Arid Underdal and his colleagues’ article, ‘Can Conditional Commitments Break the Climate Change Negotiations Deadlock?’ also deals with public policy, this time regarding inter-state agreements. Underdal and colleagues analyze the logjam that has prevented achieving significant international agreements mandating states to pursue policies to limit climate change. Underdal and colleagues ask whether a feasible solution might be for a major actor (such a state or the EU) to conditionally agree to limit emissions − on condition that another actor agreed to follow suit. Their answer: maybe! On the one hand, they suggest, a conditional agreement by one actor may lower another actor’s cost of committing to an agreement. On the other hand, the political cost of agreeing may exceed what might be saved by the agreement. The article thus engages in the complex, inconclusive, yet important form of reasoning that involves counter-factuals − an admittedly imperfect procedure but one that citizens, scholars, and political practitioners engage in all the time.
Last, but not least, an important announcement. For six years, Yvonne Galligan has provided IPSR with splendid editorial guidance.

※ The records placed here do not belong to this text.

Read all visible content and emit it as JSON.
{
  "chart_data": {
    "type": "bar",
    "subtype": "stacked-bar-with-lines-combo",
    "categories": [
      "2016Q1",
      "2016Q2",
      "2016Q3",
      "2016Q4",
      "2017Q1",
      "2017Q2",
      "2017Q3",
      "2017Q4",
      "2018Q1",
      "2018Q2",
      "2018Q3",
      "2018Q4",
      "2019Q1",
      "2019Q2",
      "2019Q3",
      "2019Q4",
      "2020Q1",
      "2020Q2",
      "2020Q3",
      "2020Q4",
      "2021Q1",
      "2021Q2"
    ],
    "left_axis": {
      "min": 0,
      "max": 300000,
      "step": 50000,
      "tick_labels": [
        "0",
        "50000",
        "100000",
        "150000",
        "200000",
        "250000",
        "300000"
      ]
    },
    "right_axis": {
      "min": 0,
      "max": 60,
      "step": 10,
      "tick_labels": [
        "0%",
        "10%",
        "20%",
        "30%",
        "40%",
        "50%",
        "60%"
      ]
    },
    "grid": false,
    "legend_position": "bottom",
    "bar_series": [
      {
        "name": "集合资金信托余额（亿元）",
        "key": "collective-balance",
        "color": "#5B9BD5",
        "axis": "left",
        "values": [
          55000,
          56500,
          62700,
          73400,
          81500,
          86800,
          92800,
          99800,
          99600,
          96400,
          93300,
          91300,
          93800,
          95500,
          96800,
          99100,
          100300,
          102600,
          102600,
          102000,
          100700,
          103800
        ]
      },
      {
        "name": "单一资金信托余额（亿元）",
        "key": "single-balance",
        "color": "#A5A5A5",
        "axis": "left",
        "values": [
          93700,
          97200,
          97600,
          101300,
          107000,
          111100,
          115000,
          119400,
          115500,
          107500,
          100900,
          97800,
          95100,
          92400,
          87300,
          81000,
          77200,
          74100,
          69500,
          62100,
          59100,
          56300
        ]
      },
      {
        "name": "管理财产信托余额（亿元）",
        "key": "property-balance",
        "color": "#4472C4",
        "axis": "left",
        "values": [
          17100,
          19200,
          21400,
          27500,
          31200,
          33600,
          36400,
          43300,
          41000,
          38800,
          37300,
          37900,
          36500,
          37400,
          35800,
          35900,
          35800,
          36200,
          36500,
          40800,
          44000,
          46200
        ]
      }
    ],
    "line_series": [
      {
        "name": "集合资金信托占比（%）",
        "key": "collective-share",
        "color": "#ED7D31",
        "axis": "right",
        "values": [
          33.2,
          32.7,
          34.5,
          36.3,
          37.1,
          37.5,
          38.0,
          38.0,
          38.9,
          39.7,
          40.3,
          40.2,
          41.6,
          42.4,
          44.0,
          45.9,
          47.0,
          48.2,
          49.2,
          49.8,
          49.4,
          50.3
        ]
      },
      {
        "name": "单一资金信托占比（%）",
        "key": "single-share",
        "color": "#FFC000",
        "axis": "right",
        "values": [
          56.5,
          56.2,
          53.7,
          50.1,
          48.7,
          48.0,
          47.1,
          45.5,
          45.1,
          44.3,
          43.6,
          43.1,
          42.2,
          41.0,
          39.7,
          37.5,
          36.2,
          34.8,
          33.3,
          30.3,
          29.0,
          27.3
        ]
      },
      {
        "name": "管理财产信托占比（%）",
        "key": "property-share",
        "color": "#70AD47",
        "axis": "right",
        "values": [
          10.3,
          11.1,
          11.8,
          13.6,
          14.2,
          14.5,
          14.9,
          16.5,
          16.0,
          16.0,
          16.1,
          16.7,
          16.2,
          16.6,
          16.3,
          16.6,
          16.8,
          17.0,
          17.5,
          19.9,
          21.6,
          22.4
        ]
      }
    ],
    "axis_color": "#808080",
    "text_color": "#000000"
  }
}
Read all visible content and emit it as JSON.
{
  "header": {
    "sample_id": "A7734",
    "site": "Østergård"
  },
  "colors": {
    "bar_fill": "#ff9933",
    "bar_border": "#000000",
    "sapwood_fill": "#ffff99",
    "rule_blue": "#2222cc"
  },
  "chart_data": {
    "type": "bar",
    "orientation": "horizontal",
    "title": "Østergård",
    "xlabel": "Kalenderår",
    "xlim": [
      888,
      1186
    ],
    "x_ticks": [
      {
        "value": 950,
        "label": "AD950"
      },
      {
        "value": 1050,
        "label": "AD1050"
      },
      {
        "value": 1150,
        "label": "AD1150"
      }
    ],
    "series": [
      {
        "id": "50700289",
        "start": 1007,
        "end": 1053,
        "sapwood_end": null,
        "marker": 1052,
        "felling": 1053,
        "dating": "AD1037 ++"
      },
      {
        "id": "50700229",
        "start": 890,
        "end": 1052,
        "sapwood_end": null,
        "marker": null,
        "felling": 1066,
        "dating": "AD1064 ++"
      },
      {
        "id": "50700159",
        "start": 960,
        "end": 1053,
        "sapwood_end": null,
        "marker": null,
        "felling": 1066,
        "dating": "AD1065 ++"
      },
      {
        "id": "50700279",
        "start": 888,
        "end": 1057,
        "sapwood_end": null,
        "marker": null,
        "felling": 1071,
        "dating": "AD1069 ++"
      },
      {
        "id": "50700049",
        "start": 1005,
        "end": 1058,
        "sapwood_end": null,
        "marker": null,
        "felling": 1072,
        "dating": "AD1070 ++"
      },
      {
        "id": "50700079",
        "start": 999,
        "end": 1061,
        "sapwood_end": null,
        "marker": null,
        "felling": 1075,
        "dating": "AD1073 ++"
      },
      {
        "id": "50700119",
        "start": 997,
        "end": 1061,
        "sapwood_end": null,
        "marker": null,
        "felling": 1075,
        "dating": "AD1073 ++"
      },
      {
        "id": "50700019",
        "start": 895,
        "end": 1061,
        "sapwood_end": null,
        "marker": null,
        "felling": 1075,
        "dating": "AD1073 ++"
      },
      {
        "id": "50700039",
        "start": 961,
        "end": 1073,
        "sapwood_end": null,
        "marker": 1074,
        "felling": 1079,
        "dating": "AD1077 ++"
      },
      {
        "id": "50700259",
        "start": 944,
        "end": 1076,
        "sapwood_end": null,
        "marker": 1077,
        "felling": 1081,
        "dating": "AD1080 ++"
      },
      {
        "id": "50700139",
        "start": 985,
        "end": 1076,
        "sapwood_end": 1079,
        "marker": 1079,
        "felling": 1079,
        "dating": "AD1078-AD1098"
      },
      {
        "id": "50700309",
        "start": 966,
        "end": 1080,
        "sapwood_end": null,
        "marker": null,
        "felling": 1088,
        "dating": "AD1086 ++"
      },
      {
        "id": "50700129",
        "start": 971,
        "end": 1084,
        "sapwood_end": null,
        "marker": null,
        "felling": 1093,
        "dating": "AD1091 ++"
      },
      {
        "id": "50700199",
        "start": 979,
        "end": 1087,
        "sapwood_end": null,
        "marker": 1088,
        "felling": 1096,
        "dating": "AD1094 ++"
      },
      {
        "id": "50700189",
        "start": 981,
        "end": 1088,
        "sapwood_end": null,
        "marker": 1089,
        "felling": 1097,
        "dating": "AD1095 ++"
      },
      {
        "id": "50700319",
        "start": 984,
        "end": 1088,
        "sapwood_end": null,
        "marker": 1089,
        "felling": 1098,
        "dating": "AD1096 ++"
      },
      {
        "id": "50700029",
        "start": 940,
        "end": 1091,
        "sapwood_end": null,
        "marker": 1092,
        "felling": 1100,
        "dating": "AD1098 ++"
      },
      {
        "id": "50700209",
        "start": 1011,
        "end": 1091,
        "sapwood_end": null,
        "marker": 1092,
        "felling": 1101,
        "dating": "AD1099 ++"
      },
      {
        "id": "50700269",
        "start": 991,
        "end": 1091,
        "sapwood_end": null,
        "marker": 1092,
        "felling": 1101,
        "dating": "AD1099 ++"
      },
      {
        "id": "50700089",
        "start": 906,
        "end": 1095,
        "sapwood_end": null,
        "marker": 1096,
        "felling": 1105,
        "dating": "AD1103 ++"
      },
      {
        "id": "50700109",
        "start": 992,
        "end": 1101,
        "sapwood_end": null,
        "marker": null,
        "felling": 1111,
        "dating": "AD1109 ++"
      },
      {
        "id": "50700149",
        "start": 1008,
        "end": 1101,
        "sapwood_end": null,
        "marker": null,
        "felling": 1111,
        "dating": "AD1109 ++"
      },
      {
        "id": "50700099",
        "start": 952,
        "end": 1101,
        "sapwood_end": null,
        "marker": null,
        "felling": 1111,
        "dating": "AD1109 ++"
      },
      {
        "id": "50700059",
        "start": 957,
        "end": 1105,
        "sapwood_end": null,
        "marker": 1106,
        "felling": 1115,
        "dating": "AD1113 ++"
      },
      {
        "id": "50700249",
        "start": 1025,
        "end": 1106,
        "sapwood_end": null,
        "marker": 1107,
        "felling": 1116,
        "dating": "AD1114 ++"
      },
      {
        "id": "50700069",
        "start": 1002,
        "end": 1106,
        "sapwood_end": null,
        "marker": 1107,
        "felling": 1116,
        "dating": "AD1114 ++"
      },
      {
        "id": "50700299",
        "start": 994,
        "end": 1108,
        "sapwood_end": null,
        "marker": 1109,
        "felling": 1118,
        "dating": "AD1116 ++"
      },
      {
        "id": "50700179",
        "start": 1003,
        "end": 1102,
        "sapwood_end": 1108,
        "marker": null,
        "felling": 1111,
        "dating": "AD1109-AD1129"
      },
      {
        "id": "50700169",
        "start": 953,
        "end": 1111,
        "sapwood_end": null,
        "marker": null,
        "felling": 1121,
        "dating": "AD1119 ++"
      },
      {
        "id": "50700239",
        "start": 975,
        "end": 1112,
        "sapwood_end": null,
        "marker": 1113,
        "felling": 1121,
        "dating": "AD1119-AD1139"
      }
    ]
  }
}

Most recently, she helped launch several important innovations at IPSR, including the Editors Choice theme feature, Online First − the feature that makes articles electronically available before they are published in the print issue of IPSR, and the organization of the Meisel-Laponce Award that honors the author(s) of the best article published in IPSR since IPSA’s XXIst World Congress at Santiago, Chile, in July 2009. Regrettably, Yvonne has decided that 24 hours in a day and 52 weeks in a year do not provide adequate time for her professional commitments to students, colleagues, and readers of IPSR; her responsibility as a member of a government commission; and for safeguarding some quality time for her family and herself! Yvonne informed the Executive Committee of IPSA last year of her intention to step down as an editor of IPSR. IPSA’s Executive Committee appointed a sub-committee of the EC Publications Committee to solicit applications to succeed Yvonne. The many fine applications that were submitted testify to IPSR’s widespread support throughout the world. The search committee nominated Marian Sawer to replace Yvonne, and last April IPSA’s Executive Committee unanimously voted to offer Marian the position as General Editor of IPSR. Marian joined me as General Editor at IPSA’s World Congress in Madrid in July. Yvonne has graciously agreed to work with Marian and me through 2012 to facilitate a smooth editorial transition.
Marian is a distinguished scholar and public intellectual. She has published books and articles on liberal ideology, democratic institutions, women’s political representation, women’s policy machinery and women’s movements. Marian is former head of the Political Science Program and is currently Emeritus Professor at the Australian National University. She is former President of the Australian Political Studies Association. In 2009, the Australian Political Studies Association presented her with its Lifetime Achievement Award. She was elected to the IPSA Executive Committee in 2006. No stranger to the journal, Marian has published most recently, ‘What Makes the Substantive Representation of Women Possible?’ in the June issue. We very much look forward to Marian’s help in maintaining and strengthening IPSR’s position as a leading journal of international political science.